I used the turface MVP. It is inert, but it is porous which allows it to absorb nutrients to be used by plants. It also looks nice and natural as well.

Also Baking Soda raises the Kh of the water which in turn raises the pH. Neocaridina shrimp like RCS benefit from higher Kh unlike caridina shrimp like CRS.

Hope this helps!


----------



## Chocochip03 (Mar 15, 2016)

bacon5 said:


> I have had great success with this: Find a Distributor | Turface Athletics
> 
> I used the turface MVP. It is inert, but it is porous which allows it to absorb nutrients to be used by plants. It also looks nice and natural as well.
> 
> ...


That's something I can definitely look into. It's going to take some time to escape the 10g anyway.

What about adding a layer of crushed coral under the substrate? I know it's mostly made for cichlids, so I don't want to add too much. But would it help to boost the KH and GH? Or I could stick it in the filter in a small filter bag?


----------



## natemcnutty (May 26, 2016)

Chocochip03 said:


> That's something I can definitely look into. It's going to take some time to escape the 10g anyway.
> 
> What about adding a layer of crushed coral under the substrate? I know it's mostly made for cichlids, so I don't want to add too much. But would it help to boost the KH and GH? Or I could stick it in the filter in a small filter bag?


I'd be careful with crushed coral because you can't control it. At least with baking soda, you can measure it into your water changes. Also, I'd get the API GH/KH kit so you can know exactly what those parameters are. That should help with gradually shifting your parameters.


----------



## Chocochip03 (Mar 15, 2016)

natemcnutty said:


> I'd be careful with crushed coral because you can't control it. At least with baking soda, you can measure it into your water changes. Also, I'd get the API GH/KH kit so you can know exactly what those parameters are. That should help with gradually shifting your parameters.

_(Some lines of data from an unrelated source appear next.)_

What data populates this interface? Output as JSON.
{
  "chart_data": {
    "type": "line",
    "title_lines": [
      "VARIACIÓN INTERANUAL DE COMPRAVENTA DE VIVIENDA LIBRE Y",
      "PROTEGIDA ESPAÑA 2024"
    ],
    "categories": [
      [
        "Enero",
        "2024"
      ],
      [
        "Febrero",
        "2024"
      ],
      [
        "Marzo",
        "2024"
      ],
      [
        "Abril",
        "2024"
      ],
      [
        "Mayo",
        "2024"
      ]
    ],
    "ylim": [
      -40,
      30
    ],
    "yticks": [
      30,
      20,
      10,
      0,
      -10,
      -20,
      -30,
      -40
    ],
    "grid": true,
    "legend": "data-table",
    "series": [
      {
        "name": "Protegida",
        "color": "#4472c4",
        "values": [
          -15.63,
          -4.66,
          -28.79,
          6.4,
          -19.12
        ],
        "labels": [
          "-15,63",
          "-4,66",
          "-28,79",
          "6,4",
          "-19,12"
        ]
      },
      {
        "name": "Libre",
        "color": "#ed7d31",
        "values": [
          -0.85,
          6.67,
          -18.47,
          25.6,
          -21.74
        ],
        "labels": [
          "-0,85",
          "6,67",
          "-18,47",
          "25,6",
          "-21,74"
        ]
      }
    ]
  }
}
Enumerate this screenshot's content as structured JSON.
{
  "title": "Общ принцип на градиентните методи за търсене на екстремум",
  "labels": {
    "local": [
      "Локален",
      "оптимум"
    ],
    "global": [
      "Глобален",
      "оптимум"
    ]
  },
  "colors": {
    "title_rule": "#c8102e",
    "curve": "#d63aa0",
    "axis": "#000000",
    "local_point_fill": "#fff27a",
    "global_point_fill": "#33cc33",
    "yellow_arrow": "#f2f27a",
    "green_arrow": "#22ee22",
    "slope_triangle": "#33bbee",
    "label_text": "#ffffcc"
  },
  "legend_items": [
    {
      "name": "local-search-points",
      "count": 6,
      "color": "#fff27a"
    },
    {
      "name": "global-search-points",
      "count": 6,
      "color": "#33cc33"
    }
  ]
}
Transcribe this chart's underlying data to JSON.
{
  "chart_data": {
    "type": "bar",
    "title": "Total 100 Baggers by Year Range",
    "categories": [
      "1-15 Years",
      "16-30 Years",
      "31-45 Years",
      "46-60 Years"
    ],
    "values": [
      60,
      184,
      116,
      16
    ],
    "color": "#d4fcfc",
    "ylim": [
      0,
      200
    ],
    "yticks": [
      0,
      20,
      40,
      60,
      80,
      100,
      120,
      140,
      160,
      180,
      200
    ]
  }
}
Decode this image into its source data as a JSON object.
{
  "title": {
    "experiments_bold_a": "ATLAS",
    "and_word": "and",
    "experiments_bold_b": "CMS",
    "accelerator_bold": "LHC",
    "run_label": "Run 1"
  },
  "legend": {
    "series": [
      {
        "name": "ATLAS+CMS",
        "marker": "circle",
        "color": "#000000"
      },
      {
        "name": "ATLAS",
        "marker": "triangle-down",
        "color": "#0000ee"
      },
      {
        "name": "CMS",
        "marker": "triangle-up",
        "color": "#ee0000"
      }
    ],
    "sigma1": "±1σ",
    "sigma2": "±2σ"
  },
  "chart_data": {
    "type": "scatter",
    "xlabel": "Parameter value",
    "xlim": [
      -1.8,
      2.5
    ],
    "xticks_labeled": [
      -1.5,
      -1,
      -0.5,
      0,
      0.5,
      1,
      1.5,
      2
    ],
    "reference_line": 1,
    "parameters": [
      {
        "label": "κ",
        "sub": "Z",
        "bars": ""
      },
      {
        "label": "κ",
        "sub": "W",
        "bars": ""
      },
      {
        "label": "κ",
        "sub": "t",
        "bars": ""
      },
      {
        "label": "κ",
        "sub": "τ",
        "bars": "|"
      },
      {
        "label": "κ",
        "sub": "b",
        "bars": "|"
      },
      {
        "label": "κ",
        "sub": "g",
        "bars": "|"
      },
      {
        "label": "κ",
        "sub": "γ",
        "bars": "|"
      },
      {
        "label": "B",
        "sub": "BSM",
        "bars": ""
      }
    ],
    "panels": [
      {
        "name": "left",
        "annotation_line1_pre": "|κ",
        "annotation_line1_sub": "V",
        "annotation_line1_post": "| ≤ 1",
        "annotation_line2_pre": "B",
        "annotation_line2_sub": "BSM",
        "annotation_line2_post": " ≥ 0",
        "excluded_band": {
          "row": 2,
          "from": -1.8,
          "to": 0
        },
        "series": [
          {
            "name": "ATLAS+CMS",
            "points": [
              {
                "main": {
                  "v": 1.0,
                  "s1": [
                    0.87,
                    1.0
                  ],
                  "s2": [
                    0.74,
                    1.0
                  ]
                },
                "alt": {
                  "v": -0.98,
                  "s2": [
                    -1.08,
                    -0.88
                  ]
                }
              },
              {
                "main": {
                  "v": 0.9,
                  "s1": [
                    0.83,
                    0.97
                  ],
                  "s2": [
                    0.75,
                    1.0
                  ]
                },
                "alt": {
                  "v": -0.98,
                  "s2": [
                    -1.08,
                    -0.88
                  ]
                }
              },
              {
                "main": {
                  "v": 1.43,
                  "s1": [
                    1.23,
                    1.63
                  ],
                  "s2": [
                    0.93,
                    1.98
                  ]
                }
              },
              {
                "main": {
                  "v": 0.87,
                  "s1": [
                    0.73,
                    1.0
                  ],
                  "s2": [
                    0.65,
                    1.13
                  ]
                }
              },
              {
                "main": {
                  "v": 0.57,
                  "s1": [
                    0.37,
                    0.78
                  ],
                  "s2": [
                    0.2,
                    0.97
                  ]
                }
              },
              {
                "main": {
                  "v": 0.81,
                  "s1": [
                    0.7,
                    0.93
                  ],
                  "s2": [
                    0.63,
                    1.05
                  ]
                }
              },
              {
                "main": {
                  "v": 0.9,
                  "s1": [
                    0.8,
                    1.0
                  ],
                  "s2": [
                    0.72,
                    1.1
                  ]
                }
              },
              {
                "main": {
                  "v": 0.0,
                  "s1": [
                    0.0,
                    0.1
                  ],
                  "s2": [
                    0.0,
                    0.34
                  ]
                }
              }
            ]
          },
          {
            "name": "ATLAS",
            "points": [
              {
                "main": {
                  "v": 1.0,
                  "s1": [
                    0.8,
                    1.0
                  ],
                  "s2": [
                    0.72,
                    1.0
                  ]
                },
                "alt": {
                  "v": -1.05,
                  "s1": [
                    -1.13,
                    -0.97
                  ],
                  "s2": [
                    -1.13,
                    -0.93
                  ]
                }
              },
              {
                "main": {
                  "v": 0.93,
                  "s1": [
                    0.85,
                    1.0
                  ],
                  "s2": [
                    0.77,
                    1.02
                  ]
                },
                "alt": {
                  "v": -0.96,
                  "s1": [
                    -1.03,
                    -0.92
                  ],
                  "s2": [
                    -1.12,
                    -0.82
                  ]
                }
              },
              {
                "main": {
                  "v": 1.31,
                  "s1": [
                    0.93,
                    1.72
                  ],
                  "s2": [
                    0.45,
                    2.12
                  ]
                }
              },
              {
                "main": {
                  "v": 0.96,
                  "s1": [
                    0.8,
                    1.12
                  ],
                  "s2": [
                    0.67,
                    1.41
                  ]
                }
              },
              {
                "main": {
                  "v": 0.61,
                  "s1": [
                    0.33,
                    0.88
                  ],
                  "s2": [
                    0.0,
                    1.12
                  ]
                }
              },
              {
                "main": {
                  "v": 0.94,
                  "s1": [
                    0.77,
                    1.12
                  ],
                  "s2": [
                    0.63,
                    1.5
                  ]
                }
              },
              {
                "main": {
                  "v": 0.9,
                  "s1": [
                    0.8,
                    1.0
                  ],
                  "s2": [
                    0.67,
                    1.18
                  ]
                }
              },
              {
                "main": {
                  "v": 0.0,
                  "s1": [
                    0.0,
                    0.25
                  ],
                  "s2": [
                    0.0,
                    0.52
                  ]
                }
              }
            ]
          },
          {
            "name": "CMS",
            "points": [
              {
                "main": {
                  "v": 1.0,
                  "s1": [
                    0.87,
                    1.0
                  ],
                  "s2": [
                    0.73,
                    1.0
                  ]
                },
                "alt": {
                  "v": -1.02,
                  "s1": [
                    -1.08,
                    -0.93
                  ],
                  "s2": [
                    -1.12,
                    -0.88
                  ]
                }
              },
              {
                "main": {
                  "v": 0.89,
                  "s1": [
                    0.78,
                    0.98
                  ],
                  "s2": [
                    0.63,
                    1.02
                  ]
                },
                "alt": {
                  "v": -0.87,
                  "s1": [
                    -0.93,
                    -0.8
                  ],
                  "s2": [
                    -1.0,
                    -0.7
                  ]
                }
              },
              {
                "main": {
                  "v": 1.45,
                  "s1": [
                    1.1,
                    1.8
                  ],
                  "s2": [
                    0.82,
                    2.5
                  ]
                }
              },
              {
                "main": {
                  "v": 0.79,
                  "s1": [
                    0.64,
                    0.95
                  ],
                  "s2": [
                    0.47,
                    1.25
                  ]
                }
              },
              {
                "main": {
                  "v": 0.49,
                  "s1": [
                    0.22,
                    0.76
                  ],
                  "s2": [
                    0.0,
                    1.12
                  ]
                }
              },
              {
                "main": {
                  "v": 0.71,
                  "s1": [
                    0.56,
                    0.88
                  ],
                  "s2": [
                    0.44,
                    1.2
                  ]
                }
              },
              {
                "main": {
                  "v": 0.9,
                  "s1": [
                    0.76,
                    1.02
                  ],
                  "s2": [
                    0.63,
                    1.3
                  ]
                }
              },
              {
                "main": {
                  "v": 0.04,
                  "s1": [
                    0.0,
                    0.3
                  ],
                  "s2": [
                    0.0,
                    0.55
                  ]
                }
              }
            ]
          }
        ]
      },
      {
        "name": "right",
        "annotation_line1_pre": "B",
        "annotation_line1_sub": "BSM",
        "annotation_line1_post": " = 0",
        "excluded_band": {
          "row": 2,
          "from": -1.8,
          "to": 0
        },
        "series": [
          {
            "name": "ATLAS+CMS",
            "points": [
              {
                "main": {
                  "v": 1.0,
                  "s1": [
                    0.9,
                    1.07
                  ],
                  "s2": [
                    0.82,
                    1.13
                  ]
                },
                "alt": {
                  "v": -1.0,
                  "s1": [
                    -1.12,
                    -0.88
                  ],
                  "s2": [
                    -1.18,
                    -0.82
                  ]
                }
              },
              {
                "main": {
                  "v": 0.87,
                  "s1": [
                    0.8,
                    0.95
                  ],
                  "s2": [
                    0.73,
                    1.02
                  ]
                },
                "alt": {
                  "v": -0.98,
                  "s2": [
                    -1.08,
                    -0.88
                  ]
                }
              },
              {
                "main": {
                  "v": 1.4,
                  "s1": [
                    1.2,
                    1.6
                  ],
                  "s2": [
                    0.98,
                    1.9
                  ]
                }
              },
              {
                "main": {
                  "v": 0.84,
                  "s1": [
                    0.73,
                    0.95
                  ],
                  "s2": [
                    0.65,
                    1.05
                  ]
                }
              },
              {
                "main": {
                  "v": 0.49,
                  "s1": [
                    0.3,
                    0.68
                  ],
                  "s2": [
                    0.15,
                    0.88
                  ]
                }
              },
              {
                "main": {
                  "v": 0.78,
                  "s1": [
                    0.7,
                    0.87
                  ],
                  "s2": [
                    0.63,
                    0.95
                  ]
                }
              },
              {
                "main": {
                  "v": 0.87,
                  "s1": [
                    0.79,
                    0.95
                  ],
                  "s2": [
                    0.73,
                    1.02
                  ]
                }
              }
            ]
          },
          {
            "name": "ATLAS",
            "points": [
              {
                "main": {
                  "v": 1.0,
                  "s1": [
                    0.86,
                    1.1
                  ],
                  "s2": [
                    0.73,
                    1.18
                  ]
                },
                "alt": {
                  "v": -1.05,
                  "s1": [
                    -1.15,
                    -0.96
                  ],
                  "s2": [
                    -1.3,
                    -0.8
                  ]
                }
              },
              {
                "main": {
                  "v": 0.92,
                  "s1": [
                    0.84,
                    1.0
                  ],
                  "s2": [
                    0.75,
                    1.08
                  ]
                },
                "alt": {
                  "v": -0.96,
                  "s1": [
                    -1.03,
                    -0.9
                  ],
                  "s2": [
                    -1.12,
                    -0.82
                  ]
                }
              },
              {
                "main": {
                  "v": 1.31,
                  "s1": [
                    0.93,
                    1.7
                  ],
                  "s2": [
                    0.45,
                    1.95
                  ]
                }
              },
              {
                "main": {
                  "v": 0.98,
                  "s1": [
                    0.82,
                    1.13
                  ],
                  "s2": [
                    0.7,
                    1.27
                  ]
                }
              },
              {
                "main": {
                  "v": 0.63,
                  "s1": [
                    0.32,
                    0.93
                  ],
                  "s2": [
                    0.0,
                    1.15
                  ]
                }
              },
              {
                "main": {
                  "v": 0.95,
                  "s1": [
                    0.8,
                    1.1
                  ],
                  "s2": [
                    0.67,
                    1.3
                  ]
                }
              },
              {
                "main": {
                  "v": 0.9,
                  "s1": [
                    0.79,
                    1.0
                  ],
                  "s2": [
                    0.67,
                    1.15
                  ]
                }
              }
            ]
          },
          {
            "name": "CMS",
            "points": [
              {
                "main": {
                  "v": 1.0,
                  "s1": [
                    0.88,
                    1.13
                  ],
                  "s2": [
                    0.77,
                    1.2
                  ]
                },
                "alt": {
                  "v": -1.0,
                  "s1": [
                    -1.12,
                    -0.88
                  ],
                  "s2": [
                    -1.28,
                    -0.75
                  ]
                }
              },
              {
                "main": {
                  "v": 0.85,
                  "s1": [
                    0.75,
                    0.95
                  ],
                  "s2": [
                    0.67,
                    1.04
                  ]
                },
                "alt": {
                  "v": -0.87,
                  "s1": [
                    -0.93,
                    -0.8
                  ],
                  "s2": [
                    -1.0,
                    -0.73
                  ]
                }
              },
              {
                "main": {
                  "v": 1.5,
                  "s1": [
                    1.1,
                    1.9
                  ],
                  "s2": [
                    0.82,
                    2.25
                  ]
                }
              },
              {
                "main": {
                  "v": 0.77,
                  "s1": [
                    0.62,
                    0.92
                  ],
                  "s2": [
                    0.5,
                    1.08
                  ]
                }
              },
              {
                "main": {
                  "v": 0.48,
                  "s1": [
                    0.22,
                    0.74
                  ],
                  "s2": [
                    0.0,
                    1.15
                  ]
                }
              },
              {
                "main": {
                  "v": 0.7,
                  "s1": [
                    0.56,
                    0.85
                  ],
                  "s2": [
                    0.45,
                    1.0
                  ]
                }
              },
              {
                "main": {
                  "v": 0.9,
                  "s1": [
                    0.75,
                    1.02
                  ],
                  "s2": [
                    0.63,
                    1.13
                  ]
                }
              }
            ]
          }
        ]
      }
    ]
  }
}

Yeah, good point. I'll definitely pick up the test kit because I was looking for something like that earlier.

Would Seachem's Fluorite Black Sand be safe for shrimp? I would like something that the shrimp can play in and still helps my plants to a degree.


----------



## natemcnutty (May 26, 2016)

Chocochip03 said:


> Yeah, good point. I'll definitely pick up the test kit because I was looking for something like that earlier.
> 
> Would Seachem's Fluorite Black Sand be safe for shrimp? I would like something that the shrimp can play in and still helps my plants to a degree.


Should be fine, but I have no experience with it. I run inert sand in my shrimp tanks to reduce variables in my tank. Maybe someone else here uses it and has shrimp that can comment


----------



## benealing (Jan 9, 2015)

I use black diamond blasting sand from Tractor Supply in my 20g and 75g. Great for planting, doesn't alter water parameters, and the shrimp have done great. Lots of threads here on using blasting sand. Very inexpensive!

Ben


----------



## GrampsGrunge (Jun 18, 2012)

benealing said:


> I use black diamond blasting sand from Tractor Supply in my 20g and 75g. Great for planting, doesn't alter water parameters, and the shrimp have done great. Lots of threads here on using blasting sand. Very inexpensive!
> 
> Ben


 Some have mentioned that Black Diamond Blasting sand will release a bit of an oily film. Since Cardina shrimp are somewhat touchy about their water quality, I'd be looking at a source of gravel that doesn't have the potential to have contaminants. Is there a local building supply that has masonry gravel that isn't limestone or otherwise alkaline/carbonate mineral based?


----------



## benealing (Jan 9, 2015)

If the shrimp are red cherry shrimp, they are neocaridina and not nearly as sensitive, or expensive.


----------



## natemcnutty (May 26, 2016)

Black diamond blasting sand is perfectly fine for both RCS and CRS. Three of my tanks use it, and I've never had an oily film. I rinsed about a gallon of it at a time in a 5 gallon bucket until it ran clear, just like anything else you'd rinse off.

If you do get a film, just soak it up with a paper towel or use a surface skimmer.

Sent from my Nexus 6 using Tapatalk


----------